A long call on THRM is the long call strategy applied to THRM (stock). The strategy is structurally bullish: A long call buys upside exposure with a fixed maximum loss equal to the premium paid; profit accrues if the underlying closes above the strike plus premium at expiration. With THRM stock trading near $34.24, the strikes shown on this page are snapped to the nearest listed THRM chain strike and the premiums come straight from the end-of-day bid/ask midpoint.
How are THRM long call max profit and max loss calculated?
Max profit is unbounded; max loss equals the premium paid times 100. Breakeven is strike plus premium. For the THRM long call priced from the end-of-day chain at a 30-day expiry (ATM IV 62.60%), the computed maximum profit is unbounded per contract and the computed maximum loss is unbounded per contract. Live intraday quotes will differ as the chain moves through the trading session.
What is the breakeven for a THRM long call?
The breakeven for the THRM long call priced on this page is no defined breakeven on the modeled curve at expiration, derived from end-of-day chain premiums. Breakeven is the underlying price at which the strategy's P&L crosses zero ignoring transaction costs and assignment risk. The current THRM market-implied 1-standard-deviation expected move is approximately 17.95%; if the move sits well outside the breakeven distance, the structure's risk-reward becomes correspondingly tighter.

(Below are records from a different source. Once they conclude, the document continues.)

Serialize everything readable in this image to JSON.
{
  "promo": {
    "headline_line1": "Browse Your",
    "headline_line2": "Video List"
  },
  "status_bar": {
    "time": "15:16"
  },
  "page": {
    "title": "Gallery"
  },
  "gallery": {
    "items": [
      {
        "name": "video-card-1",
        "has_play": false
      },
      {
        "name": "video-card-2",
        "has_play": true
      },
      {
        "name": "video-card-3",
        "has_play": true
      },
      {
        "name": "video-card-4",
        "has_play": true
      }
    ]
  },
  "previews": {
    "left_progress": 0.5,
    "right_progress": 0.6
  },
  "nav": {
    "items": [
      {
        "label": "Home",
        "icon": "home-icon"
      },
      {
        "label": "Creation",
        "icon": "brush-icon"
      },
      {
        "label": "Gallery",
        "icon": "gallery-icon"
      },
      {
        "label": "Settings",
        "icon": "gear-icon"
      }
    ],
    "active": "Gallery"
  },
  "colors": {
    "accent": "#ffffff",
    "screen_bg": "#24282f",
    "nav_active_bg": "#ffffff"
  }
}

When should you consider a long call on THRM?
Long calls on THRM express a bullish thesis with defined risk; traders use them ahead of THRM catalysts (earnings, product launches, macro events) when the expected upside justifies the premium and theta decay.
How does current THRM implied volatility affect this long call?
THRM ATM IV is at 62.60% with IV rank near 21.15%, which is on the low end of its 1-year range. Premium-buying structures (long call, long put, debit spreads) are relatively cheap in this regime; premium-selling structures collect less credit per unit risk.